Adding to Friday reporting from the Financial Times, Bloomberg now reports that the iPhone maker is seeking chips from ChangXin Memory Technologies (CXMT), a major DRAM producer, and Yangtze Memory Technologies Co. (YMTC), a fast-growing NAND flash maker. The components would be used exclusively in devices sold in China, where Apple already offers market-specific models. The talks are ongoing and not yet finalized, according to people familiar with the matter.

This was the logical next step... 

This move would expand Apple's memory supplier base from its current three - Samsung Electronics, SK Hynix, and Micron Technology - to five. It comes after Apple raised prices across its Mac, iPad, and other product lines last week to offset what it described as an unprecedented surge in memory and storage costs. A company spokesperson attributed the increases to the "rapid expansion of AI," noting the firm had "never seen a component price increase this much, this quickly."

The global memory shortage stems from hyperscale data-center operators prioritizing high-end memory for AI training and inference workloads. This has pulled production capacity toward premium segments, driving up prices for the DRAM and NAND used in consumer electronics. Microsoft took similar action last week, raising Xbox console prices for the third time in 13 months, largely due to the same memory squeeze.

The Apple news was the straw that broke the memory's back: chip stocks had already gotten whacked on Wednesday amid a momentum-meltdown sparked by news that Meta would pivot to a cloud business to sell excess compute from its overpriced collection of data centers, effectively become a neocloud, while capitulating on hopes to build a leading frontier model. 

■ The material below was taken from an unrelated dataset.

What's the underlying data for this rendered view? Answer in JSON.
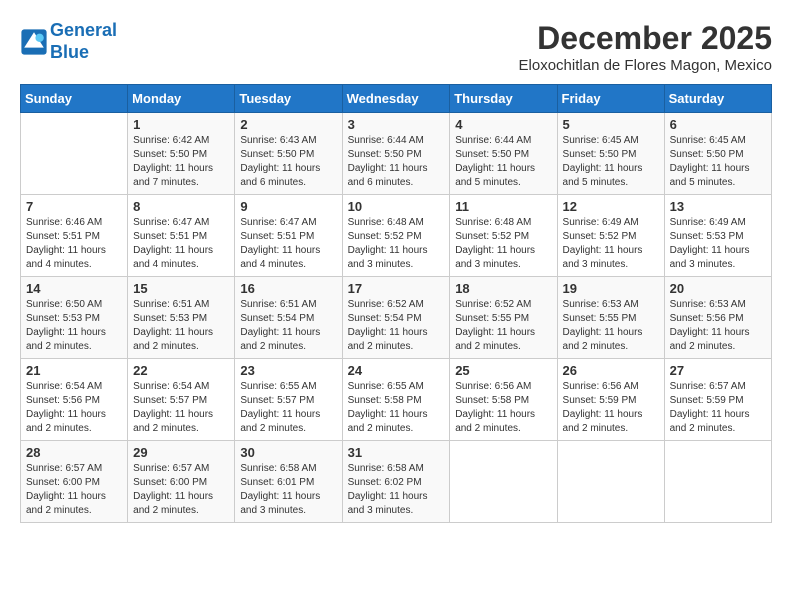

Aaaand Micron is now below its 20-day moving average for the first time since April...

It's not clear what happens next. Both CXMT and YMTC appear on the Defense Department's 1260H list of Chinese companies believed to have ties to the People's Liberation Army. YMTC has carried an additional Commerce Department Entity List designation since 2022, which generally bars it from receiving U.S. technology without special licenses.

That said, Apple does not require formal U.S. government approval to proceed with purchases - though adding the two firms to its supply chain carries significant political risk amid ongoing U.S.-China tensions over advanced technology. Apple CEO Tim Cook has appealed directly to Trump administration officials, including Treasury Secretary Scott Bessent, to help manage potential backlash from national security hawks in Washington. Some officials within the administration have expressed objections to giving Apple leeway on the matter.

To limit exposure, Apple is structuring any deal around devices sold only in China rather than global models. The company previously explored sourcing memory from YMTC in 2022 for China-market iPhones, but that effort was abandoned after strong opposition from U.S. lawmakers and officials concerned about supply-chain security.

In short - the memory market has been reshaped by AI infrastructure spending. Major producers have shifted output toward high-margin products demanded by data centers, leaving tighter supply and higher prices for mobile and computing applications. Samsung and SK Hynix have outlined massive capacity expansions, while Micron is investing heavily in U.S. production - but meaningful relief for consumer electronics remains months away.

For Apple, securing additional sources could help stabilize costs on China sales and reduce reliance on the dominant trio of suppliers. For policymakers, the episode highlights a recurring tension: balancing efforts to secure critical technology supply chains against the immediate economic pressure of higher consumer prices driven by concentrated global demand.

Any agreement would likely draw scrutiny from Congress and administration hardliners who view partnerships with firms on the 1260H list as contrary to U.S. efforts to reduce dependence on Chinese technology. At the same time, the memory-driven component inflation has become visible enough that some officials may see limited, geographically restricted sourcing as a pragmatic pressure valve.